第3楽章 メヌエット(ロ短調・3/4拍子)
煌びやかな装飾音が、今まではついぞ見られなかったような饒舌さで天上より流れてくる。メロディ自体の優美さも相俟って、第2楽章の三連符がいきなり主役となった印象。和音の同音反復はかなりミニマリスティックで現代的な趣を出す。平行調であるニ長調との間の推移も、音色の華やかな色彩コントラストによりゆらゆらした躍動感。本日最も「普通にピアニスティックだった」一章。

第4楽章 アレグレット (ト長調・2/2拍子)
第3楽章の流麗さを踏襲してエスカレートさせた感。左手のアルペジオは多弁極まりな
く、そこに刻み込む右手の素朴なメロディが一筋縄ではいかぬ「音の綾」を生む。永遠に続くかのような「ユニット」としてのまとまりを生みながら、同時に一音一音が個別に飛び散る感もある。和音から単音へ移行するときの、響き上の分断や断絶はなく、綺麗なラインを描く(アウフタクト構造の極上の処理)。

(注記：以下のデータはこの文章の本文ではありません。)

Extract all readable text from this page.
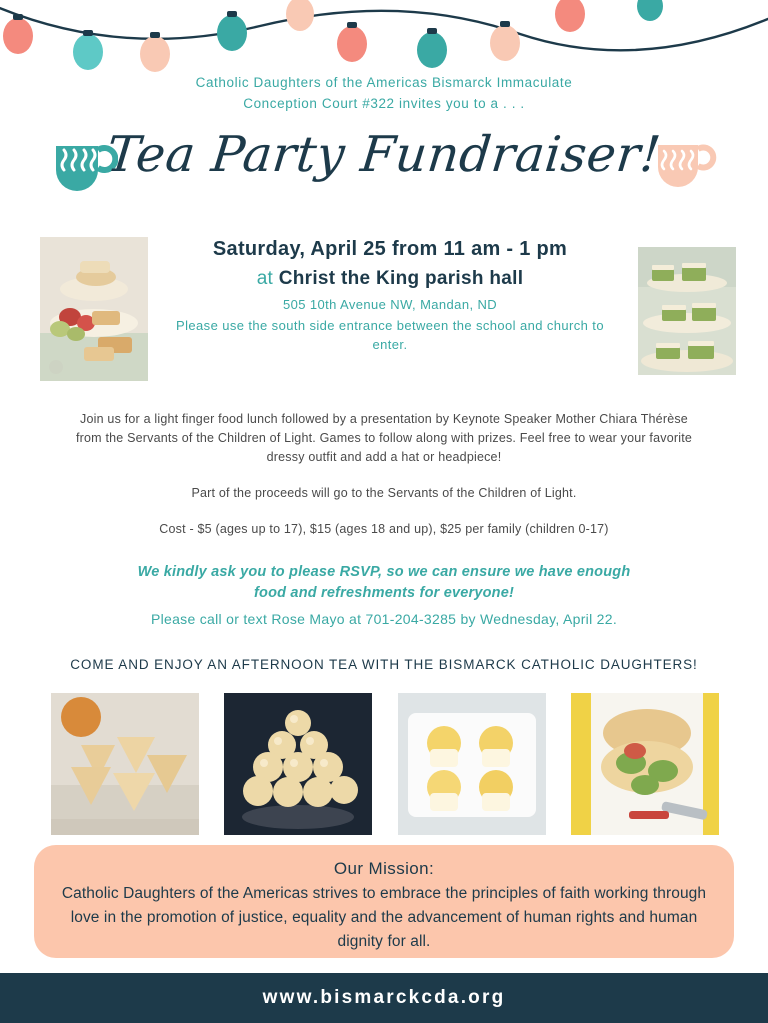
Catholic Daughters of the Americas Bismarck Immaculate
Conception Court #322 invites you to a . . .
Tea Party Fundraiser!
Saturday, April 25 from 11 am - 1 pm
at Christ the King parish hall
505 10th Avenue NW, Mandan, ND
Please use the south side entrance between the school and church to enter.

Join us for a light finger food lunch followed by a presentation by Keynote Speaker Mother Chiara Thérèse from the Servants of the Children of Light. Games to follow along with prizes. Feel free to wear your favorite dressy outfit and add a hat or headpiece!

Part of the proceeds will go to the Servants of the Children of Light.

Cost - $5 (ages up to 17), $15 (ages 18 and up), $25 per family (children 0-17)

We kindly ask you to please RSVP, so we can ensure we have enough
food and refreshments for everyone!
Please call or text Rose Mayo at 701-204-3285 by Wednesday, April 22.
COME AND ENJOY AN AFTERNOON TEA WITH THE BISMARCK CATHOLIC DAUGHTERS!
Our Mission:
Catholic Daughters of the Americas strives to embrace the principles of faith working through love in the promotion of justice, equality and the advancement of human rights and human dignity for all.
www.bismarckcda.org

この章に至っては、ぺダルは「音の途切れの隙間を埋める」という本来の機能に還った感じ。継ぎ目を感知させない、その「目くらまし効果」はさすが百戦錬磨のアファナシエフ。唐突に途切れるエンディングが、いかにも臨終の瞬間。生命の終わりとは、このような突然のエネルギーの消失に違いない。

アンコールはブラームス2曲。派手で技巧的な部分より、やはりピアニッシモでゆるやかなテンポの部分での、不気味なねとつき具合が印象的だった怪演(*文中敬称略)。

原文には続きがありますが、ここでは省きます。